Hiring an attorney is a necessary part of divorce, assuming you’d like to emerge with your life and finances in order and your future secure. Legal counsel is also expensive. Don’t get me wrong: a good divorce lawyer is worth every penny, but clients frequently burn through their legal retainers (the advance fee for their attorney’s services) faster than necessary by hampering or undoing the work being done on their behalf.
One question I ask every divorce attorney I meet, including those in my referral database, is: “How do your clients complicate the process and make your job harder?” Here are the top five responses.

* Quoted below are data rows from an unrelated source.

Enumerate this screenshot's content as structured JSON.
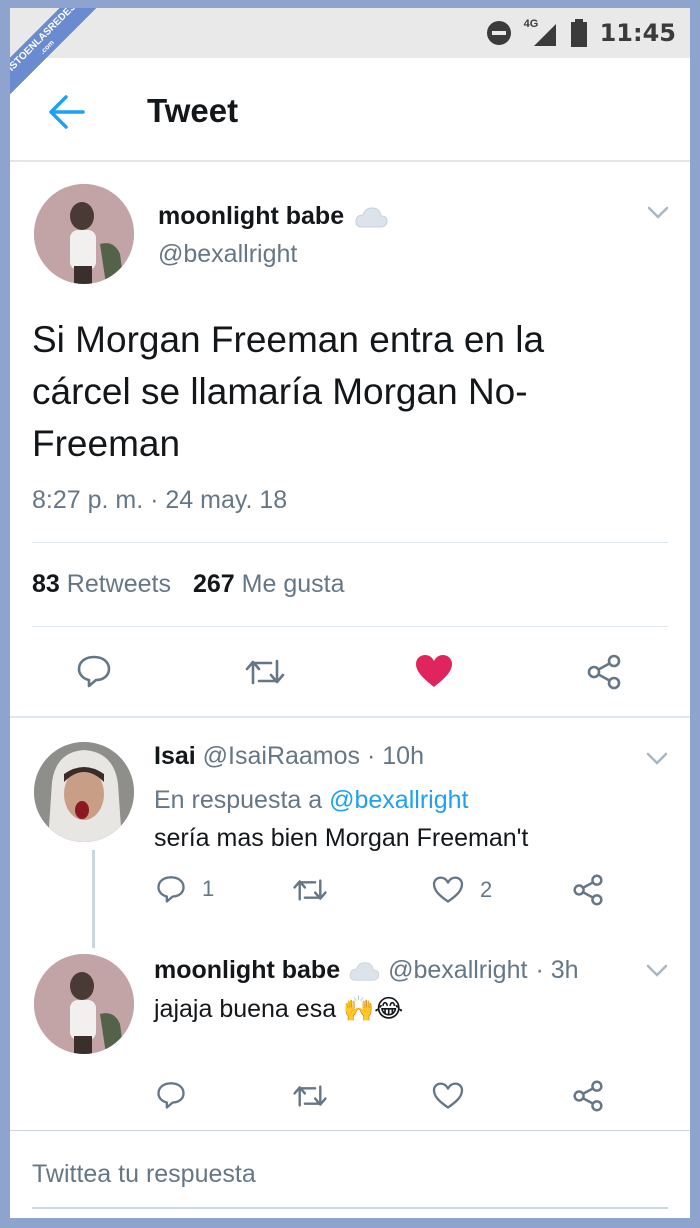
{
  "watermark": {
    "line1": "VISTOENLASREDES",
    "line2": ".com"
  },
  "status_bar": {
    "network": "4G",
    "time": "11:45"
  },
  "header": {
    "title": "Tweet"
  },
  "main_tweet": {
    "author_name": "moonlight babe",
    "author_handle": "@bexallright",
    "text": "Si Morgan Freeman entra en la cárcel se llamaría Morgan No-Freeman",
    "timestamp": "8:27 p. m. · 24 may. 18",
    "retweet_count": "83",
    "retweet_label": "Retweets",
    "like_count": "267",
    "like_label": "Me gusta"
  },
  "replies": [
    {
      "author_name": "Isai",
      "author_handle": "@IsaiRaamos",
      "time": "· 10h",
      "reply_prefix": "En respuesta a",
      "reply_to": "@bexallright",
      "text": "sería mas bien Morgan Freeman't",
      "reply_count": "1",
      "like_count": "2"
    },
    {
      "author_name": "moonlight babe",
      "author_handle": "@bexallright",
      "time": "· 3h",
      "text": "jajaja buena esa 🙌😂"
    }
  ],
  "reply_box": {
    "placeholder": "Twittea tu respuesta"
  },
  "colors": {
    "accent": "#1da1f2",
    "like": "#e0245e",
    "muted": "#657786",
    "text": "#14171a"
  }
}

- Not listening. You’ve paid for expert legal advice, so heed it. Ignoring your lawyer’s counsel and acting unilaterally is like throwing a monkey wrench into the machinery of your divorce case. Once you’ve agreed upon a strategy, don’t steer away.
- Not disclosing all the details. Every attorney’s worst nightmare is to be taken by surprise when the other side turns out to know something they don’t. Rest assured, at some point during the proceedings all your skeletons will be exposed, so do your attorney a favor and give him/her the chance to prepare.
- Having unrealistic expectations. “I’m going to take him to the cleaners.” “I want to keep everything.” “She had an affair, so I should get (fill in the blank).” “The kids will never see him again.” Divorce is a land of compromise. No one walks away with everything they want. Try to keep your demands reasonable, and at least consider the other side’s point of view.
- Sharing strategies with your spouse. During negotiation, timing is everything. How, when, and why information is shared can be critical. When in doubt, don’t telegraph your intentions. Listen to your attorney’s suggestions about when to bring up a topic or reveal important details.
- Slinging mud. Communication is one of the hardest parts of divorce. See my previous post, Emailing Your Ex- Spouse: A How to Guide for some ideas for managing it. When you let your emotions take over and fire off that ugly email, you leave a trail of evidence about your irrational behavior. You undermine your credibility. If your spouse or ex- makes a comment that pushes your buttons, ignore it; don’t engage. Stick to the facts.
Trust me: taking the high road will benefit you in the end.